Disusul Kecamatan Belinyu dengan 6.469 anak dan Kecamatan Mendo Barat sebanyak 4.414 anak. Adapun rincian lengkapnya sebagai berikut:
- Kecamatan Sungailiat: 7.301 anak
- Kecamatan Belinyu: 6.469 anak
- Kecamatan Mendo Barat: 4.414 anak
- Kecamatan Puding Besar: 4.226 anak
- Kecamatan Pemali: 4.053 anak
- Kecamatan Riau Silip: 3.017 anak
- Kecamatan Merawang: 2.269 anak
- Kecamatan Bakam: 1.762 anak
Faktor Pendorong Capaian dan Tindak Lanjut Medis
Anggia menilai keberhasilan ini tidak lepas dari meningkatnya kesadaran pelajar untuk mengetahui kondisi kesehatannya. Para siswa dinilai mulai proaktif memanfaatkan fasilitas pemeriksaan yang disediakan pemerintah daerah.
Meski target telah terlampaui, jajaran dinas kesehatan memastikan layanan tetap berjalan untuk menjamin pemerataan akses di lingkungan sekolah. Petugas kesehatan masih terus beroperasi guna mendeteksi dini potensi gangguan kesehatan pada anak.
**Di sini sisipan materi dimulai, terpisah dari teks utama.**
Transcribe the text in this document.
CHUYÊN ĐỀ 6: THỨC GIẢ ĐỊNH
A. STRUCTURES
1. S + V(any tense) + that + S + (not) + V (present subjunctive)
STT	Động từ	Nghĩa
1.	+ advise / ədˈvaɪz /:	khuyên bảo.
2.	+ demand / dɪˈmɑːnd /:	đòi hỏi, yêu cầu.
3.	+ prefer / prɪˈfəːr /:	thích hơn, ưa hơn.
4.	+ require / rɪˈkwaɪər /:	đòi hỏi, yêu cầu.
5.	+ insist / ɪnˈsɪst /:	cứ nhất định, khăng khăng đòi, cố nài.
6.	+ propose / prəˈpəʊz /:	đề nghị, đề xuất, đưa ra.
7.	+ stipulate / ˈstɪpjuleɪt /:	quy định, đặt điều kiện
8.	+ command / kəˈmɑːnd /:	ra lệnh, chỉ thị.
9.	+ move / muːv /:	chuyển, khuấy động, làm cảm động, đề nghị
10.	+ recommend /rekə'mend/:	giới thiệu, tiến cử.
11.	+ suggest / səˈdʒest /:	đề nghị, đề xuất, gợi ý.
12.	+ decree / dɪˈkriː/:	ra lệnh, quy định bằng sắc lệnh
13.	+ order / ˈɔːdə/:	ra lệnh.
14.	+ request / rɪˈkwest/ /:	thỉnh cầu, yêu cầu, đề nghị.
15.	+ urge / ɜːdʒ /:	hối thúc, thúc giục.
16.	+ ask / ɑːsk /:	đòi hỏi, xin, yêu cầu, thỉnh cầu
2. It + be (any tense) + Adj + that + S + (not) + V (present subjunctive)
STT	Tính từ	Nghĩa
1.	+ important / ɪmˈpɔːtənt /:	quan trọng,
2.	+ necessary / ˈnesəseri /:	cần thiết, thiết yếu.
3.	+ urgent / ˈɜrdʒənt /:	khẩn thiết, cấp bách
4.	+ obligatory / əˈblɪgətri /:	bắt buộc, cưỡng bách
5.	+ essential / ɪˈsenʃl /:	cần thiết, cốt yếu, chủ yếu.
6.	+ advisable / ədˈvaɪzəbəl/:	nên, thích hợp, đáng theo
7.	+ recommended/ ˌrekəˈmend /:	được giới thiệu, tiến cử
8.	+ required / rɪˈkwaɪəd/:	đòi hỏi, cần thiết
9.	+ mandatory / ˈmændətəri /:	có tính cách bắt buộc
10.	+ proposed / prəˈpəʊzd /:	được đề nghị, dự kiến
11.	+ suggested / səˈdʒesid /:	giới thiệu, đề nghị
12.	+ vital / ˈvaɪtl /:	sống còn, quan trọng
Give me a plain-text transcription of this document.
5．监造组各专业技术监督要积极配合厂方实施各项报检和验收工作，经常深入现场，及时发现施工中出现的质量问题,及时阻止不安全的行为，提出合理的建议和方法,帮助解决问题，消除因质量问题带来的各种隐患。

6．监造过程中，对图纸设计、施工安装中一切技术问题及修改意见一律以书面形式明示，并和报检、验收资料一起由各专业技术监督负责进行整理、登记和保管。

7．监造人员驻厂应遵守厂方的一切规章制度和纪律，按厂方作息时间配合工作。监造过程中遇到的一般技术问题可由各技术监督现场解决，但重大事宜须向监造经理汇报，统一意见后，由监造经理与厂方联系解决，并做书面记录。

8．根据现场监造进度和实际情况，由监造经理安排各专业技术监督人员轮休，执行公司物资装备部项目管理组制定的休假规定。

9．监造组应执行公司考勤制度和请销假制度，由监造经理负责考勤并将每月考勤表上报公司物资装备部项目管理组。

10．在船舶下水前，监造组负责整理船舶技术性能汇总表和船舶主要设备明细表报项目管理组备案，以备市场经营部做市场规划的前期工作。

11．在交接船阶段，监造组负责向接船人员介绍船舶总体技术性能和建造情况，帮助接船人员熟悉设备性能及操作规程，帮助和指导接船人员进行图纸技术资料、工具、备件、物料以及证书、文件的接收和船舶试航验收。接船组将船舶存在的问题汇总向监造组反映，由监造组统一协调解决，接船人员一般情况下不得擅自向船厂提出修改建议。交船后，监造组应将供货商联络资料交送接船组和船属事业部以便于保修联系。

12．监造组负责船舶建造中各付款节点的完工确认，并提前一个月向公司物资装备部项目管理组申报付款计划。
Apabila dalam pemeriksaan ditemukan siswa dengan kondisi tidak sehat, tim medis akan memberikan rujukan. "Jika dalam layanan CKG tim kesehatan menemukan pelajar yang mengalami kondisi tidak sehat, dianjurkan segera dibawa ke puskesmas terdekat untuk mendapatkan penanganan kesehatan," ujarnya.
Program ini diharapkan membangun kebiasaan menjaga kesehatan sejak usia dini sekaligus mempercepat penanganan faktor risiko penyakit. Dengan deteksi dini, berbagai penyakit yang berpotensi menghambat tumbuh kembang anak bisa segera diantisipasi sebelum menjadi lebih serius.